Planning for Online Learning

While the majority of residential colleges and universities are signaling that they hope to reconvene in person in the fall, a minority have already stated that they will be meeting online in the fall. These schools, including the entire California State University system, feel that the dangers of meeting in person are too high given their campus populations.

By and large, the universities in this category are public universities and community colleges with a significant number of adult learners and students from minority backgrounds, who are at greater risk of facing serious complications from COVID-19. Many of these schools also have a large existing online presence and lower tuition rates, meaning they have less to lose by not reconvening in person.

Proposing a Hybrid Model

In recent days, more universities have come forward with so-called “hybrid” models, meaning a mix of in-person and online learning.

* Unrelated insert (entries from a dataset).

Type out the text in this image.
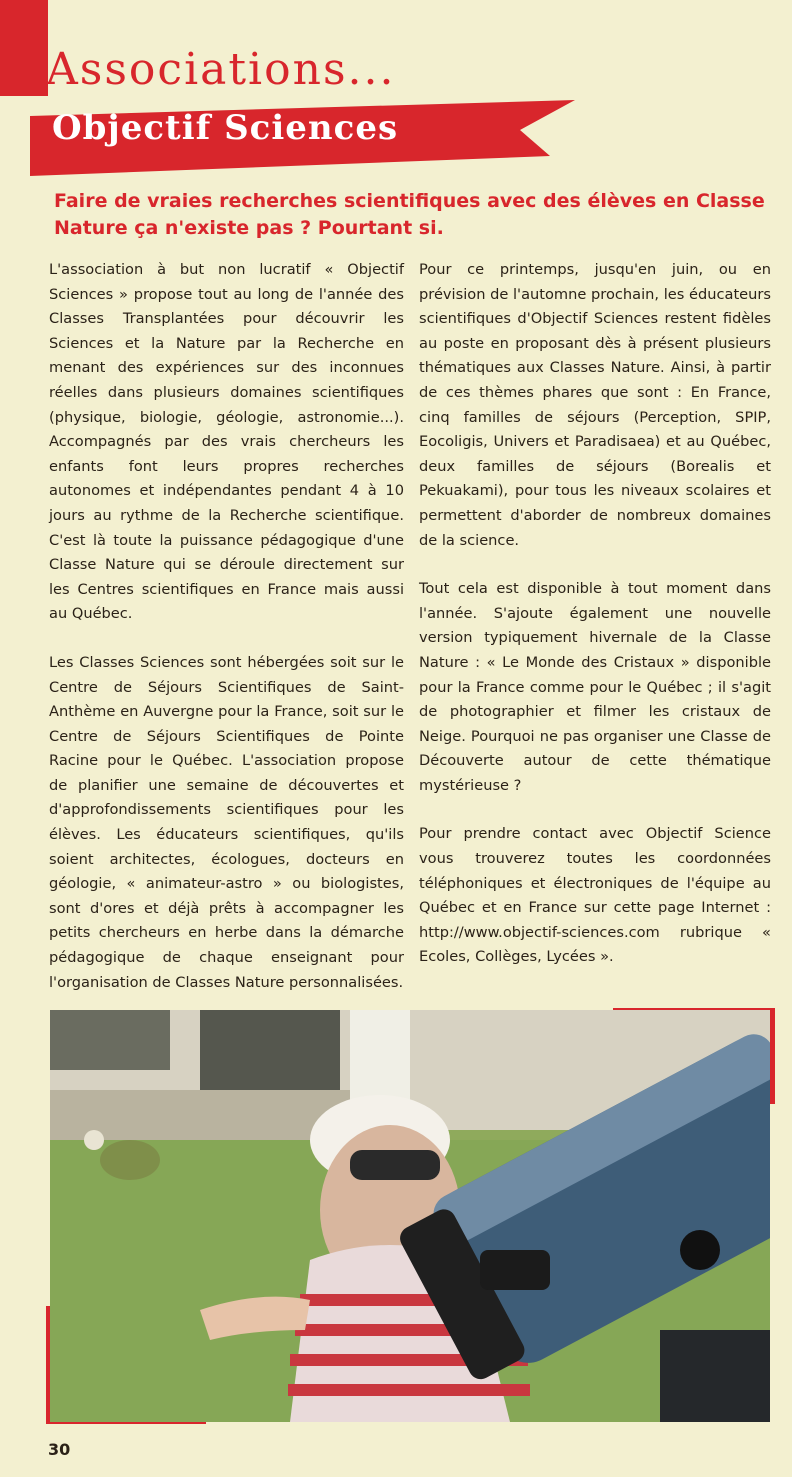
Associations...
Objectif Sciences

Faire de vraies recherches scientifiques avec des élèves en Classe Nature ça n'existe pas ? Pourtant si.

L'association à but non lucratif « Objectif Sciences » propose tout au long de l'année des Classes Transplantées pour découvrir les Sciences et la Nature par la Recherche en menant des expériences sur des inconnues réelles dans plusieurs domaines scientifiques (physique, biologie, géologie, astronomie...). Accompagnés par des vrais chercheurs les enfants font leurs propres recherches autonomes et indépendantes pendant 4 à 10 jours au rythme de la Recherche scientifique. C'est là toute la puissance pédagogique d'une Classe Nature qui se déroule directement sur les Centres scientifiques en France mais aussi au Québec.

Les Classes Sciences sont hébergées soit sur le Centre de Séjours Scientifiques de Saint-Anthème en Auvergne pour la France, soit sur le Centre de Séjours Scientifiques de Pointe Racine pour le Québec. L'association propose de planifier une semaine de découvertes et d'approfondissements scientifiques pour les élèves. Les éducateurs scientifiques, qu'ils soient architectes, écologues, docteurs en géologie, « animateur-astro » ou biologistes, sont d'ores et déjà prêts à accompagner les petits chercheurs en herbe dans la démarche pédagogique de chaque enseignant pour l'organisation de Classes Nature personnalisées.

Pour ce printemps, jusqu'en juin, ou en prévision de l'automne prochain, les éducateurs scientifiques d'Objectif Sciences restent fidèles au poste en proposant dès à présent plusieurs thématiques aux Classes Nature. Ainsi, à partir de ces thèmes phares que sont : En France, cinq familles de séjours (Perception, SPIP, Eocoligis, Univers et Paradisaea) et au Québec, deux familles de séjours (Borealis et Pekuakami), pour tous les niveaux scolaires et permettent d'aborder de nombreux domaines de la science.

Tout cela est disponible à tout moment dans l'année. S'ajoute également une nouvelle version typiquement hivernale de la Classe Nature : « Le Monde des Cristaux » disponible pour la France comme pour le Québec ; il s'agit de photographier et filmer les cristaux de Neige. Pourquoi ne pas organiser une Classe de Découverte autour de cette thématique mystérieuse ?

Pour prendre contact avec Objectif Science vous trouverez toutes les coordonnées téléphoniques et électroniques de l'équipe au Québec et en France sur cette page Internet : http://www.objectif-sciences.com rubrique « Ecoles, Collèges, Lycées ».

30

Many of these schools are promising incoming first-year students that they can at least have their first semester or quarter in person before switching them to online learning to allow upperclassmen to return.

Given the financial pressure on colleges to make sure admitted students actually enroll, they hope the hybrid model will get students in the door in the fall, at which point they can hold onto them until it’s safe for everyone to resume in-person learning. Whether students will go for this plan, on the other hand, is still to be determined.

Planning for Multiple Scenarios

The vast majority of universities are hedging their bets about what the fall will bring, and some are more transparent about this uncertainty than others. Some are using this time to lay out a range of scenarios that might unfold, usually including some definite plans (like an earlier start date) and a few different plans for in-person, online, and hybrid learning.

As in the hybrid models, many of these scenarios involve different plans for students at different stages of their education. Many universities are proposing slightly different plans for first-year students, more advanced undergraduates, graduate students, and visiting students. Exactly what they decide, however, will depend on the actual public health circumstances in the fall.

Waiting to Decide

Finally, a handful of colleges and universities have remained mum about what they plan to do in the fall, preferring to wait for more information before they even begin to suggest what they are thinking. In the face of such uncertainty, they say, any plan that they might put forward now could easily become obsolete or irrelevant as the public health situation develops.

Final Thoughts

Ultimately, the college landscape in the fall is likely to be a strange patchwork of individual decisions. Commentators have already pointed out how strange it would be for San Diego State University to be closed while its neighbor, University of California San Diego, opens for in-person learning. Nevertheless, because universities will have to make these decisions with imperfect and incomplete information, such incongruous occurrences are likely to occur.